AgentSkillsCN

gemini-prompt-construction

为Gemini设计有效的提示结构策略,包括零样本、少样本、角色扮演,以及系统级提示。通过这些策略,优化查询方式,提升准确性和表达风格。

SKILL.md
--- frontmatter
name: gemini-prompt-construction
description: effective prompt structure strategies for Gemini, including Zero-shot, Few-shot, Role, and System prompting. Use this to refine queries for better accuracy and style.

Gemini Prompt Construction Strategies

Goal

Design high-quality prompts that guide Gemini to produce accurate, relevant, and stylistically appropriate outputs by applying proven prompting techniques.

Core Techniques

1. Zero-Shot Prompting

  • Usage: Use for simple tasks where no prior examples are needed.
  • Format: Provide a clear description of the task and the input text.
  • Constraint: Best for straightforward requests like "Summarize this text" or "Translate this sentence."

2. Few-Shot Prompting

  • Usage: Use when you need to steer the model toward a specific output structure, pattern, or style.
  • Rule of Thumb: Provide 3 to 5 examples of the input-output pattern.
  • Classification Tasks: When using few-shot for classification, ensure you mix up the classes in your examples to prevent the model from overfitting to a specific order.
  • Format:
    text
    Input: [Example 1]
    Output: [Desired Result 1]
    Input: [Example 2]
    Output: [Desired Result 2]
    ...
    Input: [Actual Task]
    Output:
    

3. Role Prompting

  • Usage: Assign a specific persona (e.g., "book editor," "travel guide") to control the tone, style, and perspective of the response.
  • Implementation: Start the prompt with "Act as a [Role]..." or "You are a [Role]...".
  • Benefit: Improves relevance and consistency with the desired domain expertise.

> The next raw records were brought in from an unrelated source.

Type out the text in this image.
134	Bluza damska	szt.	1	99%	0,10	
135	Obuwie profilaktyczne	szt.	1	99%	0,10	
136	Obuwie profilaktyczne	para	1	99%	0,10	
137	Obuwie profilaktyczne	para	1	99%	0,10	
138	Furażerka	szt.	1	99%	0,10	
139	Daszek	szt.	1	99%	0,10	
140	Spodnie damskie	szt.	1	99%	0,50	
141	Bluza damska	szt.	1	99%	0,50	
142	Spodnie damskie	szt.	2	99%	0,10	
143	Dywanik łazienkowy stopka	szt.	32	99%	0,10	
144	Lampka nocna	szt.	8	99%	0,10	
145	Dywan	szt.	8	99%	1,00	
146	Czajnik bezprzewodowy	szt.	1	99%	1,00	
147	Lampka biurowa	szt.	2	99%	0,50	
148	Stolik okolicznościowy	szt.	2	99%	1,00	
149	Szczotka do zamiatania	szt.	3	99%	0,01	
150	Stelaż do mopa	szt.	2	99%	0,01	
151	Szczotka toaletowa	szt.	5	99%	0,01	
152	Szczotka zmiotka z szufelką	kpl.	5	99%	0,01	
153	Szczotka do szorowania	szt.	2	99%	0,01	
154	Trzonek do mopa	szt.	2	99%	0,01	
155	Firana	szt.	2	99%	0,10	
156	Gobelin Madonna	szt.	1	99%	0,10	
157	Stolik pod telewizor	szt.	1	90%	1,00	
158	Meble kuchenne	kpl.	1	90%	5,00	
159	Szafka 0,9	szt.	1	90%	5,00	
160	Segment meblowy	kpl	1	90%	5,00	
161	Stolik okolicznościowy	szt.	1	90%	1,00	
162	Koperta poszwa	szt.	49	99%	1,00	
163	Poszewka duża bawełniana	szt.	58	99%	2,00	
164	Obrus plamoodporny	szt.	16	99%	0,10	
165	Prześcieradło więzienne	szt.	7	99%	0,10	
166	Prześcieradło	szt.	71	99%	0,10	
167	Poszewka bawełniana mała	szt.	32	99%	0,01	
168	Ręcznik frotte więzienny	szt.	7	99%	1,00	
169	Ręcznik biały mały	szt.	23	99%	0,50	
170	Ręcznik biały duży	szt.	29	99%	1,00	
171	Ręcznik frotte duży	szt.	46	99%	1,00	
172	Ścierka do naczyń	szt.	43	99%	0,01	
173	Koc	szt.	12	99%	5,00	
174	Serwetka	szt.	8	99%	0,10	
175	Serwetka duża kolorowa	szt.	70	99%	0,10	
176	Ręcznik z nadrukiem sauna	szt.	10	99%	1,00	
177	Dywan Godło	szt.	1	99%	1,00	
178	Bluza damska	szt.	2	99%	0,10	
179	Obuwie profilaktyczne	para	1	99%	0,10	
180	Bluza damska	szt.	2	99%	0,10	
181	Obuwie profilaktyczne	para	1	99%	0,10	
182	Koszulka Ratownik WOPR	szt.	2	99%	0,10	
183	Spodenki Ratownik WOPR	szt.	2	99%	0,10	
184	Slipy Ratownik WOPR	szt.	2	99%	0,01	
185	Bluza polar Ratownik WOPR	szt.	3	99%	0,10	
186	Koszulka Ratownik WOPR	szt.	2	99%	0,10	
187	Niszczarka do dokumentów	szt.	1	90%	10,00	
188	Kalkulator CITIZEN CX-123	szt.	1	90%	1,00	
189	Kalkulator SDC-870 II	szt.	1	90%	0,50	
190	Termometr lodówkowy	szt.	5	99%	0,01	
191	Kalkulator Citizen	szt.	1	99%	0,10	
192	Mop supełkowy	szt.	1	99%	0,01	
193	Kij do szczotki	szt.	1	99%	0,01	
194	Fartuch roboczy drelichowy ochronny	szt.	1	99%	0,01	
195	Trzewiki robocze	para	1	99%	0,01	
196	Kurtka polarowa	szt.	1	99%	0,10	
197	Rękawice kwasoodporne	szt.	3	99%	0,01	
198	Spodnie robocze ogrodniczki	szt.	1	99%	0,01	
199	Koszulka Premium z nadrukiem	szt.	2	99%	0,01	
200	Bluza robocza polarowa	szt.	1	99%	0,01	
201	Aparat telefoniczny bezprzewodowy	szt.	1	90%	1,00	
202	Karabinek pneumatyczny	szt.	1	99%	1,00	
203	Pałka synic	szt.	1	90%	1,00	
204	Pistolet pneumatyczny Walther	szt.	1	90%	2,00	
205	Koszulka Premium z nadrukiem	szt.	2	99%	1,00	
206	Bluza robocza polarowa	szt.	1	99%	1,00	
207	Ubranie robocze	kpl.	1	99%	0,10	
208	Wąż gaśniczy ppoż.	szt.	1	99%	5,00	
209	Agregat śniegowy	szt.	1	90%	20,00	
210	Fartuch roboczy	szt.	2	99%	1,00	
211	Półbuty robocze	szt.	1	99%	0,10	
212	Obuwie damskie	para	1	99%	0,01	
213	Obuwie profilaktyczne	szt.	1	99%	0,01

4. System vs. Contextual Prompting

  • System Prompting: Define the "big picture" goal or overarching rule (e.g., "Always return JSON," "Be respectful").
  • Contextual Prompting: Provide immediate, task-specific background info (e.g., "Context: You are writing for a blog about retro 80's arcade games").

Configuration Guidelines

  • Creativity (Temperature):
    • Factual/Math: Set Temperature to 0.
    • Balanced: Set Temperature to 0.2, Top-P to 0.95, Top-K to 30.
    • Creative: Set Temperature to 0.9, Top-P to 0.99, Top-K to 40.

Best Practices

  • Simplicity: Use positive instructions (what to do) rather than negative constraints (what not to do).
  • Specificity: Be specific about the output format. For data extraction, explicitly request JSON output to limit hallucinations.